很久没有写爬虫了,先写一个入门爬虫找找手感
时光网排行
- 时光网的top排行反爬机制相对来说比较 简单(不是),所以作为练习实例实现一下。
一,利用的是selenium库并使用无头模式提升爬取速率
from selenium import webdriver
options = webdriver.ChromeOptions()
options.add_argument('disable-infobars')
options.add_argument('-headless') # 无头模式
# 手动找到webdriver的Chome的启动器
browser = webdriver.Chrome(executable_path
=r'C:\Program Files (x86)\Google\Chrome\Application\chromedriver.exe', options=options)
二,观察时光网页面url并表示出来
num = ['', '-2', '-3', '-4', '-5', '-6', '-7', '-8', '-9', '-10']
Name = []
Director = []
Actor = []
Introduction = []
for j in num:
browser.get('http://www.mtime.com/top/tv/top100/index' + j +'.html')
- num表示top100中不同页面的url,并把所想爬取的信息分别创建一个列表
三,爬取页面并将数据保存在csv文件里
import pandas as pd
for i in range(1, 11):
Name.append(browser.find_element_by_xpath('//*[@id="asyncRatingRegion"]/li[' + str(i) + ']/div[3]/h2/a').text)
try:
Director.append(browser.find_element_by_xpath(
'//*[@id="asyncRatingRegion"]/li[' + str(i) + ']/div[3]/p[1]/a').text)
except:
Director.append('该剧无导演~')
try:
Actor.append(browser.find_element_by_xpath(
'//*[@id="asyncRatingRegion"]/li[' + str(i) + ']/div[3]/p[2]/a').text)
except:
Actor.append('该剧无主演~')
try:
Introduction.append(browser.find_element_by_xpath(
'//*[@id="asyncRatingRegion"]/li[' + str(i) + ']/div[3]/p[3]').text)
except:
Introduction.append('该剧集无简介~~')
movies = pd.DataFrame.from_dict(
{'影名': Name, '导演': Director, '主演': Actor, '简介': Introduction}, orient='index')

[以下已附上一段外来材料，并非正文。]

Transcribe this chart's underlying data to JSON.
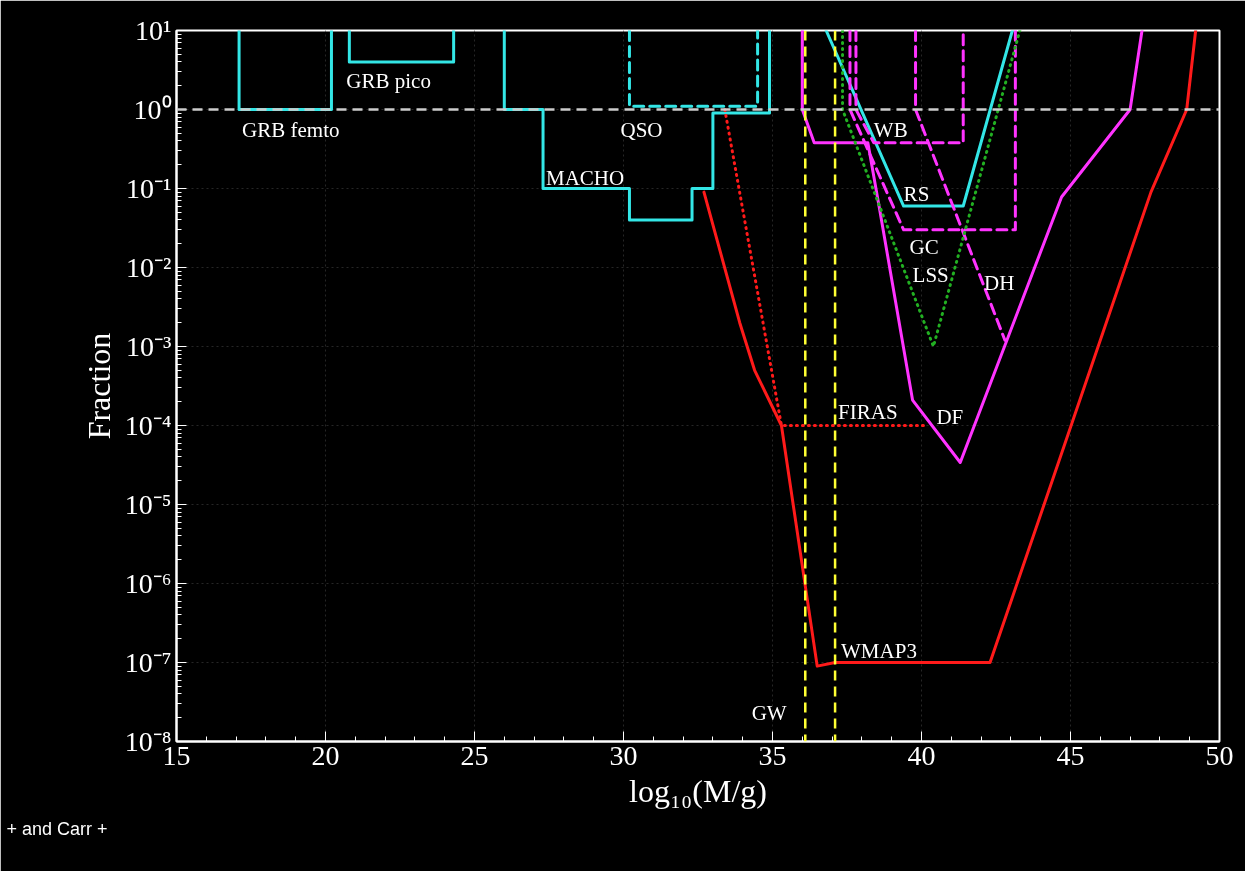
{
  "chart_data": {
    "type": "line",
    "xlabel": "log₁₀(M/g)",
    "ylabel": "Fraction",
    "log": "y",
    "grid": true,
    "xlim": [
      15,
      50
    ],
    "xticks": [
      15,
      20,
      25,
      30,
      35,
      40,
      45,
      50
    ],
    "ylim": [
      1e-08,
      10
    ],
    "yticks": [
      {
        "value": 10,
        "label": "10¹"
      },
      {
        "value": 1,
        "label": "10⁰"
      },
      {
        "value": 0.1,
        "label": "10⁻¹"
      },
      {
        "value": 0.01,
        "label": "10⁻²"
      },
      {
        "value": 0.001,
        "label": "10⁻³"
      },
      {
        "value": 0.0001,
        "label": "10⁻⁴"
      },
      {
        "value": 1e-05,
        "label": "10⁻⁵"
      },
      {
        "value": 1e-06,
        "label": "10⁻⁶"
      },
      {
        "value": 1e-07,
        "label": "10⁻⁷"
      },
      {
        "value": 1e-08,
        "label": "10⁻⁸"
      }
    ],
    "series": [
      {
        "name": "GRB femto",
        "color": "#33e6e6",
        "line_style": "solid",
        "x": [
          17.1,
          17.1,
          20.2,
          20.2
        ],
        "values": [
          10,
          1,
          1,
          10
        ]
      },
      {
        "name": "GRB pico",
        "color": "#33e6e6",
        "line_style": "solid",
        "x": [
          20.8,
          20.8,
          24.3,
          24.3
        ],
        "values": [
          10,
          4,
          4,
          10
        ]
      },
      {
        "name": "MACHO",
        "color": "#33e6e6",
        "line_style": "solid",
        "x": [
          26.0,
          26.0,
          27.3,
          27.3,
          30.2,
          30.2,
          32.3,
          32.3,
          33.0,
          33.0,
          34.9,
          34.9
        ],
        "values": [
          10,
          1,
          1,
          0.1,
          0.1,
          0.04,
          0.04,
          0.1,
          0.1,
          0.9,
          0.9,
          10
        ]
      },
      {
        "name": "QSO",
        "color": "#33e6e6",
        "line_style": "dashed",
        "x": [
          30.2,
          30.2,
          34.5,
          34.5
        ],
        "values": [
          10,
          1.1,
          1.1,
          10
        ]
      },
      {
        "name": "RS",
        "color": "#33e6e6",
        "line_style": "solid",
        "x": [
          36.8,
          39.4,
          41.4,
          43.05
        ],
        "values": [
          10,
          0.06,
          0.06,
          10
        ]
      },
      {
        "name": "WMAP3",
        "color": "#ff1a1a",
        "line_style": "solid",
        "x": [
          32.7,
          33.9,
          34.4,
          35.3,
          36.5,
          37.1,
          42.3,
          47.7,
          48.9,
          49.2
        ],
        "values": [
          0.09,
          0.002,
          0.0005,
          0.0001,
          9e-08,
          1e-07,
          1e-07,
          0.09,
          1,
          10
        ]
      },
      {
        "name": "FIRAS",
        "color": "#ff1a1a",
        "line_style": "dotted",
        "x": [
          33.4,
          35.3,
          40.2
        ],
        "values": [
          1,
          0.0001,
          0.0001
        ]
      },
      {
        "name": "DF",
        "color": "#ff33ff",
        "line_style": "solid",
        "x": [
          36.0,
          36.0,
          36.4,
          38.2,
          38.6,
          39.7,
          41.3,
          44.7,
          47.0,
          47.4
        ],
        "values": [
          10,
          1,
          0.38,
          0.38,
          0.053,
          0.00021,
          3.4e-05,
          0.078,
          1,
          10
        ]
      },
      {
        "name": "WB",
        "color": "#ff33ff",
        "line_style": "dashed",
        "x": [
          37.8,
          37.8,
          38.4,
          41.4,
          41.4
        ],
        "values": [
          10,
          1,
          0.38,
          0.38,
          10
        ]
      },
      {
        "name": "GC",
        "color": "#ff33ff",
        "line_style": "dashed",
        "x": [
          37.6,
          37.6,
          39.4,
          43.15,
          43.15
        ],
        "values": [
          10,
          1,
          0.03,
          0.03,
          10
        ]
      },
      {
        "name": "DH",
        "color": "#ff33ff",
        "line_style": "dashed",
        "x": [
          39.8,
          39.8,
          42.8
        ],
        "values": [
          10,
          1,
          0.0012
        ]
      },
      {
        "name": "LSS",
        "color": "#22b022",
        "line_style": "dotted",
        "x": [
          37.35,
          37.35,
          40.4,
          43.3
        ],
        "values": [
          10,
          1,
          0.001,
          10
        ]
      }
    ],
    "ref_lines": [
      {
        "axis": "y",
        "value": 1,
        "color": "#cccccc",
        "line_style": "dashed"
      },
      {
        "axis": "x",
        "value": 36.1,
        "color": "#ffff33",
        "line_style": "dashed",
        "label": "GW"
      },
      {
        "axis": "x",
        "value": 37.1,
        "color": "#ffff33",
        "line_style": "dashed"
      }
    ],
    "annotations": [
      "+       and  Carr +"
    ]
  }
}
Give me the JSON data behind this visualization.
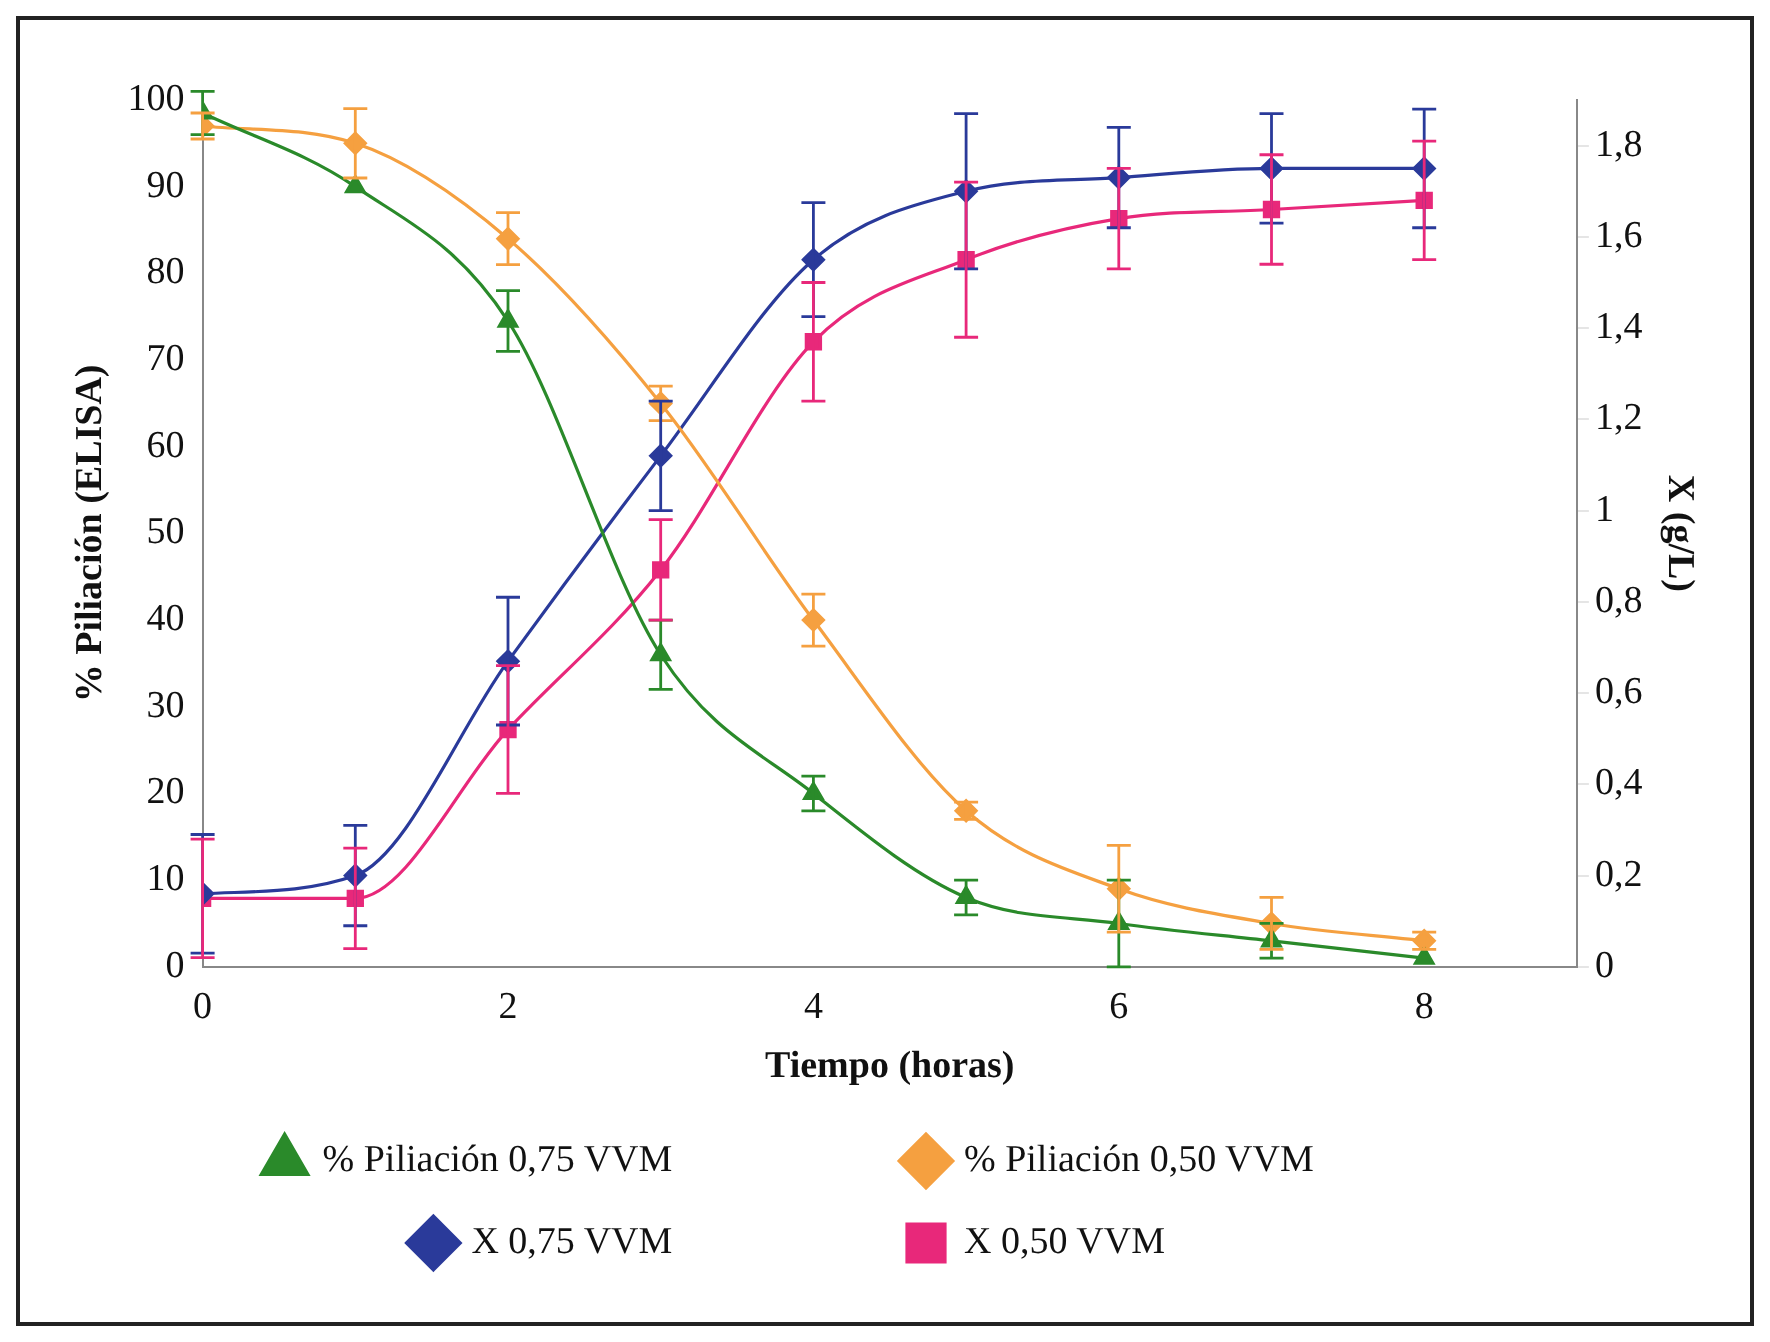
{
  "chart_data": {
    "type": "line",
    "xlabel": "Tiempo (horas)",
    "ylabel": "% Piliación (ELISA)",
    "y2label": "X (g/L)",
    "x": [
      0,
      1,
      2,
      3,
      4,
      5,
      6,
      7,
      8
    ],
    "xlim": [
      0,
      9
    ],
    "xticks": [
      0,
      2,
      4,
      6,
      8
    ],
    "ylim": [
      0,
      100
    ],
    "yticks": [
      0,
      10,
      20,
      30,
      40,
      50,
      60,
      70,
      80,
      90,
      100
    ],
    "y2lim": [
      0,
      1.9
    ],
    "y2ticks": [
      {
        "value": 0,
        "label": "0"
      },
      {
        "value": 0.2,
        "label": "0,2"
      },
      {
        "value": 0.4,
        "label": "0,4"
      },
      {
        "value": 0.6,
        "label": "0,6"
      },
      {
        "value": 0.8,
        "label": "0,8"
      },
      {
        "value": 1,
        "label": "1"
      },
      {
        "value": 1.2,
        "label": "1,2"
      },
      {
        "value": 1.4,
        "label": "1,4"
      },
      {
        "value": 1.6,
        "label": "1,6"
      },
      {
        "value": 1.8,
        "label": "1,8"
      }
    ],
    "grid": false,
    "legend": "bottom",
    "series": [
      {
        "name": "% Piliación 0,75 VVM",
        "color": "#2a8a2a",
        "marker": "triangle",
        "values": [
          98.5,
          90,
          74.5,
          36,
          20,
          8,
          5,
          3,
          1
        ],
        "errors": [
          2.5,
          null,
          3.5,
          4,
          2,
          2,
          5,
          2,
          null
        ]
      },
      {
        "name": "% Piliación 0,50 VVM",
        "color": "#f5a040",
        "marker": "diamond",
        "values": [
          97,
          95,
          84,
          65,
          40,
          18,
          9,
          5,
          3
        ],
        "errors": [
          1.5,
          4,
          3,
          2,
          3,
          1,
          5,
          3,
          1
        ]
      },
      {
        "name": "X 0,75 VVM",
        "color": "#2a3a9a",
        "marker": "diamond",
        "axis": "y2",
        "values": [
          0.16,
          0.2,
          0.67,
          1.12,
          1.55,
          1.7,
          1.73,
          1.75,
          1.75
        ],
        "errors": [
          0.13,
          0.11,
          0.14,
          0.12,
          0.125,
          0.17,
          0.11,
          0.12,
          0.13
        ]
      },
      {
        "name": "X 0,50 VVM",
        "color": "#e8287a",
        "marker": "square",
        "axis": "y2",
        "values": [
          0.15,
          0.15,
          0.52,
          0.87,
          1.37,
          1.55,
          1.64,
          1.66,
          1.68
        ],
        "errors": [
          0.13,
          0.11,
          0.14,
          0.11,
          0.13,
          0.17,
          0.11,
          0.12,
          0.13
        ]
      }
    ]
  }
}
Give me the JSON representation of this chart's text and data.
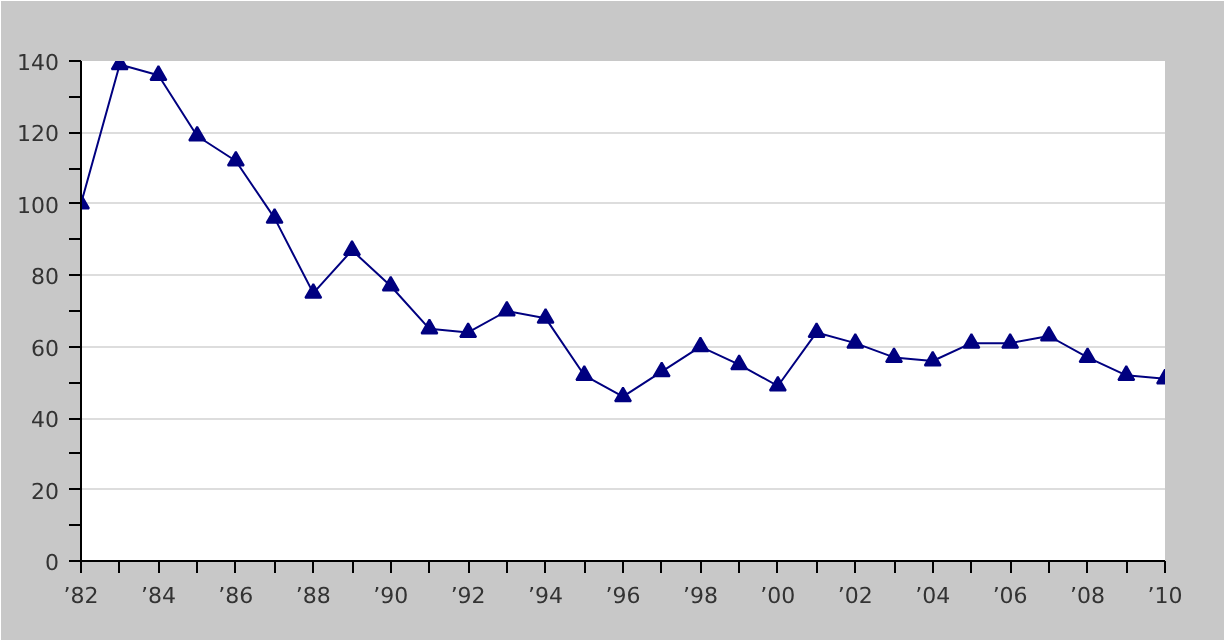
{
  "chart_data": {
    "type": "line",
    "x": [
      1982,
      1983,
      1984,
      1985,
      1986,
      1987,
      1988,
      1989,
      1990,
      1991,
      1992,
      1993,
      1994,
      1995,
      1996,
      1997,
      1998,
      1999,
      2000,
      2001,
      2002,
      2003,
      2004,
      2005,
      2006,
      2007,
      2008,
      2009,
      2010
    ],
    "series": [
      {
        "color": "#000080",
        "values": [
          100,
          139,
          136,
          119,
          112,
          96,
          75,
          87,
          77,
          65,
          64,
          70,
          68,
          52,
          46,
          53,
          60,
          55,
          49,
          64,
          61,
          57,
          56,
          61,
          61,
          63,
          57,
          52,
          51
        ]
      }
    ],
    "xlim": [
      1982,
      2010
    ],
    "xticks": [
      {
        "value": 1982,
        "label": "’82"
      },
      {
        "value": 1983,
        "label": null
      },
      {
        "value": 1984,
        "label": "’84"
      },
      {
        "value": 1985,
        "label": null
      },
      {
        "value": 1986,
        "label": "’86"
      },
      {
        "value": 1987,
        "label": null
      },
      {
        "value": 1988,
        "label": "’88"
      },
      {
        "value": 1989,
        "label": null
      },
      {
        "value": 1990,
        "label": "’90"
      },
      {
        "value": 1991,
        "label": null
      },
      {
        "value": 1992,
        "label": "’92"
      },
      {
        "value": 1993,
        "label": null
      },
      {
        "value": 1994,
        "label": "’94"
      },
      {
        "value": 1995,
        "label": null
      },
      {
        "value": 1996,
        "label": "’96"
      },
      {
        "value": 1997,
        "label": null
      },
      {
        "value": 1998,
        "label": "’98"
      },
      {
        "value": 1999,
        "label": null
      },
      {
        "value": 2000,
        "label": "’00"
      },
      {
        "value": 2001,
        "label": null
      },
      {
        "value": 2002,
        "label": "’02"
      },
      {
        "value": 2003,
        "label": null
      },
      {
        "value": 2004,
        "label": "’04"
      },
      {
        "value": 2005,
        "label": null
      },
      {
        "value": 2006,
        "label": "’06"
      },
      {
        "value": 2007,
        "label": null
      },
      {
        "value": 2008,
        "label": "’08"
      },
      {
        "value": 2009,
        "label": null
      },
      {
        "value": 2010,
        "label": "’10"
      }
    ],
    "ylim": [
      0,
      140
    ],
    "yticks": [
      0,
      {
        "value": 10,
        "label": null
      },
      20,
      {
        "value": 30,
        "label": null
      },
      40,
      {
        "value": 50,
        "label": null
      },
      60,
      {
        "value": 70,
        "label": null
      },
      80,
      {
        "value": 90,
        "label": null
      },
      100,
      {
        "value": 110,
        "label": null
      },
      120,
      {
        "value": 130,
        "label": null
      },
      140
    ],
    "grid": "y",
    "marker": "triangle",
    "line_style": "solid"
  }
}
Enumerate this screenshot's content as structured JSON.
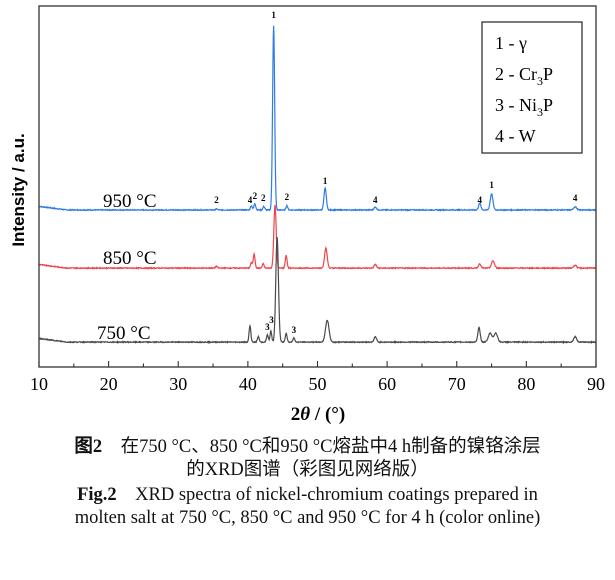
{
  "chart_data": {
    "type": "line",
    "xlabel_main": "2",
    "xlabel_theta": "θ",
    "xlabel_unit": " / (°)",
    "ylabel": "Intensity / a.u.",
    "xlim": [
      10,
      90
    ],
    "ylim": [
      0,
      100
    ],
    "xticks": [
      10,
      20,
      30,
      40,
      50,
      60,
      70,
      80,
      90
    ],
    "minor_xticks_step": 5,
    "y_tick_labels": false,
    "grid": false,
    "legend": {
      "placement": "top-right",
      "entries": [
        {
          "prefix": "1 - ",
          "main": "γ",
          "sub": "",
          "tail": ""
        },
        {
          "prefix": "2 - ",
          "main": "Cr",
          "sub": "3",
          "tail": "P"
        },
        {
          "prefix": "3 - ",
          "main": "Ni",
          "sub": "3",
          "tail": "P"
        },
        {
          "prefix": "4 - ",
          "main": "W",
          "sub": "",
          "tail": ""
        }
      ]
    },
    "series": [
      {
        "name": "950 °C",
        "color": "#2f7be6",
        "baseline": 43.5,
        "peaks": [
          [
            35.5,
            0.3,
            0.3
          ],
          [
            40.5,
            1.2,
            0.3
          ],
          [
            41.0,
            1.8,
            0.3
          ],
          [
            42.3,
            1.0,
            0.3
          ],
          [
            43.7,
            51,
            0.35
          ],
          [
            45.6,
            1.2,
            0.3
          ],
          [
            51.1,
            6,
            0.4
          ],
          [
            58.3,
            0.8,
            0.4
          ],
          [
            73.3,
            1.8,
            0.4
          ],
          [
            75.0,
            4.5,
            0.45
          ],
          [
            87.0,
            0.9,
            0.5
          ]
        ]
      },
      {
        "name": "850 °C",
        "color": "#f0434a",
        "baseline": 27.4,
        "peaks": [
          [
            35.5,
            0.5,
            0.3
          ],
          [
            40.5,
            1.5,
            0.3
          ],
          [
            40.9,
            4,
            0.3
          ],
          [
            42.2,
            1.2,
            0.3
          ],
          [
            43.9,
            17.5,
            0.4
          ],
          [
            45.5,
            3.5,
            0.3
          ],
          [
            51.2,
            5.5,
            0.45
          ],
          [
            58.3,
            1.0,
            0.4
          ],
          [
            73.3,
            1.2,
            0.4
          ],
          [
            75.2,
            2,
            0.5
          ],
          [
            87.0,
            0.8,
            0.5
          ]
        ]
      },
      {
        "name": "750 °C",
        "color": "#4a4a4a",
        "baseline": 6.9,
        "peaks": [
          [
            40.3,
            4.5,
            0.3
          ],
          [
            41.5,
            1.5,
            0.3
          ],
          [
            42.8,
            2,
            0.3
          ],
          [
            43.3,
            3,
            0.3
          ],
          [
            44.2,
            29,
            0.45
          ],
          [
            45.5,
            2.5,
            0.3
          ],
          [
            46.6,
            1.2,
            0.3
          ],
          [
            51.4,
            6,
            0.6
          ],
          [
            58.3,
            1.5,
            0.4
          ],
          [
            73.2,
            4,
            0.4
          ],
          [
            74.8,
            2.5,
            0.6
          ],
          [
            75.6,
            2.5,
            0.6
          ],
          [
            87.0,
            1.5,
            0.5
          ]
        ]
      }
    ],
    "annotations": [
      {
        "text": "1",
        "x": 43.7,
        "y": 96.7
      },
      {
        "text": "2",
        "x": 35.5,
        "y": 45.4
      },
      {
        "text": "4",
        "x": 40.3,
        "y": 45.4
      },
      {
        "text": "2",
        "x": 41.0,
        "y": 46.5
      },
      {
        "text": "2",
        "x": 42.2,
        "y": 46.0
      },
      {
        "text": "2",
        "x": 45.6,
        "y": 46.2
      },
      {
        "text": "1",
        "x": 51.1,
        "y": 50.7
      },
      {
        "text": "4",
        "x": 58.3,
        "y": 45.4
      },
      {
        "text": "4",
        "x": 73.3,
        "y": 45.4
      },
      {
        "text": "1",
        "x": 75.0,
        "y": 49.6
      },
      {
        "text": "4",
        "x": 87.0,
        "y": 46.0
      },
      {
        "text": "3",
        "x": 42.8,
        "y": 10.2
      },
      {
        "text": "3",
        "x": 43.4,
        "y": 12.2
      },
      {
        "text": "3",
        "x": 46.6,
        "y": 9.4
      }
    ]
  },
  "caption": {
    "cn_label": "图2",
    "cn_line1": "在750 °C、850 °C和950 °C熔盐中4 h制备的镍铬涂层",
    "cn_line2": "的XRD图谱（彩图见网络版）",
    "en_label": "Fig.2",
    "en_line1": "XRD spectra of nickel-chromium coatings prepared in",
    "en_line2": "molten salt at 750 °C, 850 °C and 950 °C for 4 h (color online)"
  }
}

movies.to_csv(r'D:\ time100.csv', encoding='utf-8')
-
用的是xpath解析来获取网页中所需信息,谷歌浏览器能自动复制为xpath格式还是挺方便的,根据规律自身带入参数进行批量爬取信息。
-
尝试几次爬取后发现榜单里有些电影的部分信息缺失,导致了报错或者保存的文件错位,而且拉闸的WiFi网络让我直接跪了orz…,于是加了try和except来保证程序遇到各个异常情况也能正常的运行下去,利用pandas库的DataFrame来做文件的格式并保存
四,完整代码
from selenium import webdriver
import pandas as pd
options = webdriver.ChromeOptions()
options.add_argument('disable-infobars')
options.add_argument('-headless') # 无头模式
browser = webdriver.Chrome(executable_path
=r'C:\Program Files (x86)\Google\Chrome\Application\chromedriver.exe', options=options)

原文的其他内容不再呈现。